Доклады боевых постов… и «добегавшие» сообщения с других кораблей эскадры только подтверждали, что он (Хэйхатиро) что-то делает не так!

«Что-то не так, да падут на головы гайдзинов демоны!»

Сам Того – стекающие по лицу и куцей бородке капли, в мокром истрёпанном осколками мундире, шипящий на неловкого санитара, что спешно наматывал проступающий кровью бинт… за спиной услужливый матрос со сбитой адмиральской фуражкой. Для самого Того всё – сотрясаемый взрывами корабль, слепые визгливые осколки, стылые брызги накрытий, пульсирующая боль, в конце концов… Всё это подводило к мысли, что ещё час такой бойни, и он будет вынужден выводить истрёпанные корабли, признав поражение!

В щёлочках… в чёрных угольках адмиральских глаз дотухали всполохи залпов, расплываясь в неоправданных надеждах и последних доводах.

Нахождение в удобной наблюдательной позиции и весь его опыт всё-таки позволял усмотреть, что интенсивность стрельбы упала не только на японской эскадре.
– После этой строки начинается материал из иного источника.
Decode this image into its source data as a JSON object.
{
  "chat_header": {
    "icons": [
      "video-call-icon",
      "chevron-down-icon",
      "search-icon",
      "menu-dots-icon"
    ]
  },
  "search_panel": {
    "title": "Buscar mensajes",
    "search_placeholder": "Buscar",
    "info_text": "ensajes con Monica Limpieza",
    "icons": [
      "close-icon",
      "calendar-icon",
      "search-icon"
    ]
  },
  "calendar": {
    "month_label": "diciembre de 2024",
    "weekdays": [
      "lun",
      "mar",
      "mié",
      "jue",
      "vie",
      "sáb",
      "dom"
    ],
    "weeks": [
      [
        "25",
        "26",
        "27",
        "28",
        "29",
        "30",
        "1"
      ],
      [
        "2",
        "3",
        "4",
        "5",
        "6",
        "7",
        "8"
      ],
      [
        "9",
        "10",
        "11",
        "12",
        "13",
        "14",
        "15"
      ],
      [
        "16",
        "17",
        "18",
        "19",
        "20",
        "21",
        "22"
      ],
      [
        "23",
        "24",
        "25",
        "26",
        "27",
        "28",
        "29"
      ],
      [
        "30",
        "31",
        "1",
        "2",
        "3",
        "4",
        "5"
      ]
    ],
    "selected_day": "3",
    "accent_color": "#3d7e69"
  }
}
И оставалось только верить, что враг не в лучшем состоянии./p>

Оттолкнув едва закончившего санитара…

«Микаса» почему-то кренится, уходя из-под ног… Что это?! Ах! Нет! Это не очередная пробоина под ватерлинию и тонны принятой воды… что-то временное с управлением – серый мастодонт возвращается на прежний курс, качнув в другую сторону.

Снова отцепившись от подставившего плечо санитара, переступая через окровавленные тела и зловещие лужи, командующий ухватился за леерный поручень, всматриваясь… Ставя себе условную черту, границу, зарубку – до которой…

До которой ещё столько-то времени – получасье? Больше?

До которой столько-то оборотов винтов и накрученных миль – к исходу?

Ещё столько-то залпов… снарядов – отправленных (метко?) и ответных… полученных.

И если, демон их всех забери, врагу по силам сохранить боевой порядок и курс…

И если будет продолжать отвечать огнём на огонь…

То всё!

К чёрту эту черту перейдя – выходить из боя… уводить избитые броненосцы в Курэ, в Сасэбо! На ремонт наскоро – успеть к появлению Рожественского… и капитально к приходу Небогатова.

Отмеряющий свою незримую, условную грань… Сам на грани – дёргающей болью в осколочной ране и подкатывающей тошноте, командующий Объединённым флотом не знал, на каком пределе всё держалось…

Да и на русских кораблях не догадывались.

* * *

Русская колонна шла едва ли не по линеечке, никак не маневрируя. Японцы пристрелялись, обильно пятная корабли фугасами.

Как желал Того, «Цесаревичу» неизменно доставалось, то и дело получая с кормовых углов. Снаряды не пробивали броню, но сотрясения и осколки делали своё дело, нарушив механизацию, вынудив башни кормового плутонга перейти на ручное управление.

А тем временем история продолжала отрабатывать свой, правда изрядно подпорченный, сценарий.

Хронометры перевалили за шестой час, когда 305-миллиметровый снаряд, ударивший в фок-мачту, прошёлся осколочно-огненной метлой по мостику русского флагмана.

Мостик был пуст, но!..

Контр-адмирал Витгефт, в силу того, что противник пошёл на обострение и эскадра терпела сильный огонь, видел необходимость манёвра. Требовалась быстрая оценка обстановки, а обзор с рубки был весьма плох.

Не обращая внимания на едва ли не хватающих его за руки штабных, командующий решительно вышел на нижний мостик. Там его и сшибло взрывной волной. И вовсе скинуло бы вниз, не зацепись он за ограждение… обдатый шимозным жаром, окровавленный, беспомощный, но живой!

Подхватили, понесли… осторожно, потом спеша, ибо время шло на минуты, секунды… в лазарет. Донесут ли?

Следом вели на подгибающихся ногах Матусевича – тому тоже «посчастливилось».

Поспешив вслед за командующим с намерением, несмотря ни на что, затащить упрямца-адмирала обратно: «Не бравируйте без нужды, Вильгельм Карлович!», начальник штаба по слепой случайности поймал свой осколок.

Управление вынужденно принял капитан 1-го ранга Иванов, приказавший не оповещать по эскадре о выбывших адмиралах, понимая, что именно сейчас эскадра нуждается в «ведомом» и смена командующих повлечёт к смятению и бестолковости.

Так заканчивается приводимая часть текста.